The visual impact is no doubt just as important. We’re set on creating an overall vibe that stimulates all of the senses (we smell nice as well). There are so many bands out there that generate amazing music, but don’t work on the visual aspect of their group. Most of those bands end up getting lost in the mix because there are millions of groups out there all doing the same thing. It’s very important to stand out and create a visual that represents a groups sound.
Ghost Bones first popped up on my radar after winning the 2015 Arkansas Times Musicians Showcase. What prompted the band to enter and how did winning the showcase affect the overall awareness of the band?
I had won it back in 2012 with my band Holy Shakes, so I’d already gone through the process. Ghost Bones had only been playing shows for a couple of months before we entered. It was done with the intention of receiving some quick exposure, and after we won we definitely felt an immediate buzz about the band.

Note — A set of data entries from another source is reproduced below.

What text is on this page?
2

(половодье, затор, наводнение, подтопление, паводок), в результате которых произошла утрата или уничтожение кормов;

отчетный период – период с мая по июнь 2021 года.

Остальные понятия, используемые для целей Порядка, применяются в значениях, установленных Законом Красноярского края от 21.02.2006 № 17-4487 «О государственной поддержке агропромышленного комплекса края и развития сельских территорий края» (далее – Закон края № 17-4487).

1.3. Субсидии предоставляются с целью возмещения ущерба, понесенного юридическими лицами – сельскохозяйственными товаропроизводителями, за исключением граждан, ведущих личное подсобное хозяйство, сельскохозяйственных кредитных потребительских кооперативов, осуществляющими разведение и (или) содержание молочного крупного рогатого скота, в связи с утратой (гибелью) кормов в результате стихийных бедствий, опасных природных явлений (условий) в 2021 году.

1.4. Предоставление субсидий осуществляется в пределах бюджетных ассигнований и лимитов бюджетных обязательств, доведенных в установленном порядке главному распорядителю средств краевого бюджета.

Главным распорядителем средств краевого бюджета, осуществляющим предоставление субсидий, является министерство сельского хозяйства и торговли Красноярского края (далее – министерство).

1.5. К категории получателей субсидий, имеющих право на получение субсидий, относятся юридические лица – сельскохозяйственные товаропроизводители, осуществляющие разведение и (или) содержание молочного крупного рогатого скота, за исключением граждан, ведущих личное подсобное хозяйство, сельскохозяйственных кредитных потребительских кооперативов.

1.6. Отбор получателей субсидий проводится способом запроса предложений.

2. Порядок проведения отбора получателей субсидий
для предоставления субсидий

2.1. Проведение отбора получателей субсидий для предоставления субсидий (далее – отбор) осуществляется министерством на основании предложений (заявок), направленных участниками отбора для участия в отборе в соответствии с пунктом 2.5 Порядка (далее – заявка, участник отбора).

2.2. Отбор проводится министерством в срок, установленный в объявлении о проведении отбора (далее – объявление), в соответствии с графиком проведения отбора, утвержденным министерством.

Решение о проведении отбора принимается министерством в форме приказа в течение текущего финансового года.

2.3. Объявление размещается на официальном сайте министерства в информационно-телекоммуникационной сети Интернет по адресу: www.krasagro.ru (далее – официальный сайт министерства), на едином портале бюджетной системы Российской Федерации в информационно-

I notice a lot of bands sound great on record but somehow manage to miss the mark on developing the killer live show. Ghost Bones have a well earned reputation for having a devastatingly stellar live set. Is that something that just clicked with the band early on or is it something you’ve been able to cultivate over time?
It just clicked with us at the very beginning, but its definitely come together more over time as we’ve become more comfortable as a unit.
I know a particularly explosive set at the Hot Water Hills Music Festival a few years back has become a part of local music lore, are there any major highlights or standout live shows that come to mind?
The Hot Water Hills show was a good one for sure. Another one that sticks out to us is our first performance with Trey on drums for the Rock N’ Roll Buffet at Low Key Arts. Trey has elevated our game to the next level, and that show was an eye opening moment.
I cant help but mention that both you (Bobby Missile) and Ashley Hill have a mutual connection with me. You both worked at the Gangster Museum of America under Director Robert Raines. I’ve known Robert going on 3 decades. He’s always been a fun guy to hang with, do you have any great Robert stories to share?
Robert is the best! We genuinely love the guy. Both of us never felt as if he was a “boss”, but more of a friend that owned the place. He calls from time to time to check in and see how we’re doing or just to chat. If you know Robert then lets just say this… of course there are stories, but lets not talk about them on a public platform!
So whats next for Ghost Bones?
There is a lot of stuff in the works right now for us. We’re on the road every weekend for the next few months to promote the album. We’re also working with Devin Castle again this month to begin filming for our next music video. Be on the lookout for that!